The August employment data wasn’t the worst and it wasn’t the best and it certainly wasn’t anywhere near what we were hoping for. And this is now directly going to have an impact on what the Federal Reserve Bank is going to do, right? The Fed said they would start withholding the 85 billion dollars that they’re spending each month to keep interest rates super low. They were going to start pulling back on that in September or when the official unemployment rate hits 7 percent. And then we saw Ben Bernanke over the last few months’ kind of hedge on it. Saying that he thought maybe we weren’t going to see so much pulling back. And he wasn’t really sure that the unemployment rate at 7 percent was actually a true reflection of what’s going on in the industry with employment. So he had his own concerns. But it seems like the Fed might start to pull back and what is going to happen when that happens? It’s really interesting. We’re already starting to see what’s going to happen in the housing industry.

So the housing industry finally has had a great spring, right? We had a limited number of houses, we saw home prices zoom up, we saw homes get sucked off the market so fast. I mean it’s hard to believe that there were homes that sat on the market for two and three years… 2008, 2009 to 2010, and in 2011 nobody wanted to buy anything. Then the end of last year and into the beginning of this year, wow… I mean, homes went on the market and vaporized. All kinds of closings happened and home prices went up. And part of the reason for that was super low interest rates and people realizing that these things are going to tick up and they aren’t going to be around.
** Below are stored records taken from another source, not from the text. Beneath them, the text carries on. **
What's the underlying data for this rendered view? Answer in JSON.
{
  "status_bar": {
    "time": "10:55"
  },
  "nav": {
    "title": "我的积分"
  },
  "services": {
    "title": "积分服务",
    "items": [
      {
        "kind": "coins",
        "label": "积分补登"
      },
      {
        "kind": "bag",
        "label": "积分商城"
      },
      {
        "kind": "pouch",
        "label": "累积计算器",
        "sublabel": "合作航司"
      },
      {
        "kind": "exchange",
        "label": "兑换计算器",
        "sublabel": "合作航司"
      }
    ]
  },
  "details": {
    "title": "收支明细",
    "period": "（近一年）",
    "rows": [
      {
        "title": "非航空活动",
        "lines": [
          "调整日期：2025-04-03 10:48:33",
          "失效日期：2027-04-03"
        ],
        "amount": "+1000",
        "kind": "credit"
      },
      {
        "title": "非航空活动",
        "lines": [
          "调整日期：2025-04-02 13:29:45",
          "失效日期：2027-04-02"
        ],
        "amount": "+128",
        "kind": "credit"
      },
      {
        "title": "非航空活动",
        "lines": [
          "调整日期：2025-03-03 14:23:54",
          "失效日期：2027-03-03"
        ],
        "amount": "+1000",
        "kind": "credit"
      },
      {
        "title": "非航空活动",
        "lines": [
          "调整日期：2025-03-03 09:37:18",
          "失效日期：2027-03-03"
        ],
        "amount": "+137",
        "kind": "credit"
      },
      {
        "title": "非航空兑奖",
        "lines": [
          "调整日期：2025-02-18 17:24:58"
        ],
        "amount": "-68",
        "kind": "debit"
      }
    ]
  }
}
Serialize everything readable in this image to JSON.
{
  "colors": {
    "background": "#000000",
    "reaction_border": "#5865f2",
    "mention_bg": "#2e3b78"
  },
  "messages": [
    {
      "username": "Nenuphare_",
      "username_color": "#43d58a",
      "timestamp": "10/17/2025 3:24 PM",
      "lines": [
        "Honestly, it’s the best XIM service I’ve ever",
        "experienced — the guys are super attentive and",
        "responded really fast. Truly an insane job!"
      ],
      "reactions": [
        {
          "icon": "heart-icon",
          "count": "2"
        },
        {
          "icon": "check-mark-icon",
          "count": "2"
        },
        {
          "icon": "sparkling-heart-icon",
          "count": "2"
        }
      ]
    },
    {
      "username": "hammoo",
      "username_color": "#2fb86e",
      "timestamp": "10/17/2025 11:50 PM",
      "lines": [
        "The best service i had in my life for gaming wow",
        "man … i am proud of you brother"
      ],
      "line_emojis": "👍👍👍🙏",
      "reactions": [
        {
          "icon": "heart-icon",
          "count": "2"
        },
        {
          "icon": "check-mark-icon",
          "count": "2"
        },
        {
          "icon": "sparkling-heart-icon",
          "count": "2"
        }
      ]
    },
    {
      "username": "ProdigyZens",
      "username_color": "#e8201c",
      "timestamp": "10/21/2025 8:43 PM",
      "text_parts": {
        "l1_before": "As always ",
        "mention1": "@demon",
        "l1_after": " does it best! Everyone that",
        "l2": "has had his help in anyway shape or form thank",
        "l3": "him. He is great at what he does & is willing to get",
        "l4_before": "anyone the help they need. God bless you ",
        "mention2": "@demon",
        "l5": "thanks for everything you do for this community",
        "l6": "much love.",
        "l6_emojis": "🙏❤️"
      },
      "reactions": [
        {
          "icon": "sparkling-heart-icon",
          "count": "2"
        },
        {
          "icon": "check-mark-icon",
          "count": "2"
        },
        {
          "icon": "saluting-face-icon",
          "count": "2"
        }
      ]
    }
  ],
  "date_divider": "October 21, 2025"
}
Well, what’s happened now that we’ve had two or three months where mortgage interest rates have been up a point, a point and a quarter… you know, one to one and a half percent over what they were? And were already hearing reports about how everything is kind of… ground to a halt in some pieces of the market. So investors who still have cash are out there, or who don’t actually need the money because they’re the ones who get all the loans these days, easily. They are out there still buying, but first-time buyers, who should be a very significant part of the marketplace right now, are not. And they’re not because they can’t get the loans and because interest rates are jumping up. So it doesn’t really help when I tell you that mortgage interest rates in 1982 were around 16 percent, or even when I bought my first house in 1989 and I paid, you know, 11.75 percent, or that historically over the last fifty, sixty years mortgage interest rates have averaged 7 percent. What matters in everybody’s minds, for first-time buyers, is that they’re out there looking at properties to buy, worried about their jobs, having mortgage interest rates jump up a little bit, and not feeling like they can qualify, and that they have what it takes to be able to buy a house in this market place. And that’s a really serious situation.